Je croyais jusqu'à aujourd'hui que la Louma avait été utilisée pour la première fois par Polanski pour le générique du Locataire, mais cet honneur revient à Pascal Aubier, lequel, en 1974, soit deux ans avant la sortie des lamentables aventures de Trelkovski, vouait cette innovation technique à la réalisation d'un chef-d'œuvre, n'ayons pas peur des mots, soit le sublime plan-séquence de 9 minutes que voici :
Proche de la Nouvelle Vague, le cinéaste, dans un entretien de 2006, revenait sur la genèse de ce film (et c'est riche d'enseignements) :
J’avais envie d’adapter le poème de Rimbaud depuis longtemps. C’est un poème cinématographique avec un plan large (« un trou de verdure où chante une rivière »), vers lequel on se rapproche (le soldat) pour finir sur un gros plan (« il a deux trous rouges au côté droit »). Je voulais le faire en un seul plan, j’avais aussi l’idée du point de vue d’un oiseau. Comme si la caméra pouvait voler. En cherchant comment faire ce film, dans les années 70, je rencontre Jean-Marie Lavalou qui sortait du service militaire. Il était en train d’essayer de tourner un film dans un sous-marin et mettait la caméra au bout de tubes de chaudière pour pouvoir passer dans des endroits impossibles. Sa réflexion a abouti à la fabrication de la Louma, une caméra au bout d’une grue, que je suis le premier à avoir utilisé pour le tournage du Dormeur. Pour cela, on est allé au milieu des Cévennes, dans un endroit invraisemblable. Il a fallu faire un travelling de 500 mètres dont la réalisation a pris 9 semaines au lieu des 8 jours prévus ! Cette aventure-là n’est pas expérimentale, c’est « l’aventure du cinéma ». L’envie de dire quelque chose et de se donner les moyens de dire cette chose. C’est comme ça qu’on trouve le moyen technique approprié [...]

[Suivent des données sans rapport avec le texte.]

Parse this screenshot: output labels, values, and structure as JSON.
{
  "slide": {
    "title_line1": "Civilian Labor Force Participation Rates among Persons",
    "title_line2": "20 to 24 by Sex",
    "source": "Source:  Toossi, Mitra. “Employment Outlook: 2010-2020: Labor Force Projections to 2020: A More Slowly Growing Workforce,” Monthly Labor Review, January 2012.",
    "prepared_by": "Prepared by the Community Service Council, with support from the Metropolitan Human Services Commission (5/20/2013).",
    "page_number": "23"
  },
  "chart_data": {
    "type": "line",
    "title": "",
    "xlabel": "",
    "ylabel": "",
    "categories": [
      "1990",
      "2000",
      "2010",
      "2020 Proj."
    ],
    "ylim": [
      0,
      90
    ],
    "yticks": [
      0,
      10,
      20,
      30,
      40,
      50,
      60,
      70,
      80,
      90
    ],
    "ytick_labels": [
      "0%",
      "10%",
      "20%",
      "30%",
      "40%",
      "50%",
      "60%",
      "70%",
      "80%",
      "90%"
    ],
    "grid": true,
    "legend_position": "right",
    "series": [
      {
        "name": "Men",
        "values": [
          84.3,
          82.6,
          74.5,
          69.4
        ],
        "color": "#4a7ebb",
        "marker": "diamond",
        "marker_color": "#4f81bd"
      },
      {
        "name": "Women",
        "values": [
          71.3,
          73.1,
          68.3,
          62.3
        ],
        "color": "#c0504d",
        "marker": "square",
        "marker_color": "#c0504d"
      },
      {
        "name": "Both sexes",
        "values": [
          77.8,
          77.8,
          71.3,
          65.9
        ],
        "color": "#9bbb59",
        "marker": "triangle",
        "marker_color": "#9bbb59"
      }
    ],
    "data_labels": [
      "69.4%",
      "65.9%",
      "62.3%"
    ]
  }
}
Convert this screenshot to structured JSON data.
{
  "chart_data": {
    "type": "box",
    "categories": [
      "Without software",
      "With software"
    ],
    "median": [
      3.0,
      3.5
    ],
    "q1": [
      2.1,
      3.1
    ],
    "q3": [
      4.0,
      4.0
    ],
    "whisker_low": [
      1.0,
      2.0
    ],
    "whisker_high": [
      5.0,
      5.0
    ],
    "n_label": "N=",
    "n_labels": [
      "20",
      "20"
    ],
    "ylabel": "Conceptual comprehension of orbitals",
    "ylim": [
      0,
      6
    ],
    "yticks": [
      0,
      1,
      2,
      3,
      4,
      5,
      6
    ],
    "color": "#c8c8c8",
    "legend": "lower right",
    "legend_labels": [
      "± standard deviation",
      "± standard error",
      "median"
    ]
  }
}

Quand j’ai voulu faire Le Dormeur en un seul plan, j’avais vu Andreï Roublev de Tarkovski. J’avais en mémoire un plan unique et extraordinaire à travers la forêt qui passait au-dessus d’une rivière, avec un feu dans une clairière, et des femmes nues qui se prêtent à une sorte de cérémonie païenne avant de s’égayer. Je trouvais ça extraordinaire. J’ai finalement pu faire l’équivalent de ce qu’avait fait Tarkovski en me servant de la Louma pour Le Dormeur. Et quand Andrei Tarkovski a vu le film, il a écrit à son propos dans son livre Le Temps scellé : « seul le rythme du mouvement du temps dans le plan organise une dramaturgie qui est suffisamment complexe par elle-même », indiquant ainsi que le film réussissait ce qu’il avait tenté de faire lui-même dans le rapport au temps et à l’espace. Quand je l’ai rencontré quelque temps après, je lui ai dit que j’avais vu dans Andreï Roublev ce plan magnifique qui m’avait précisément inspiré. Il m’a répondu que ce n’était pas un plan, mais, en réalité, 11 plans enfilés les uns dans les autres. Je l’ai vu sur une table de montage, c’était magnifiquement fait, intégré dans un montage qui n’en paraissait pas un. C’est pour cela qu’il était admiratif : j’avais fait un plan qu’il n’avait pas fait. Ce sont les ironies de l’histoire ! Et je suis très content de m’être trompé et de m’être dit « s’il l’a fait, je peux le faire aussi ».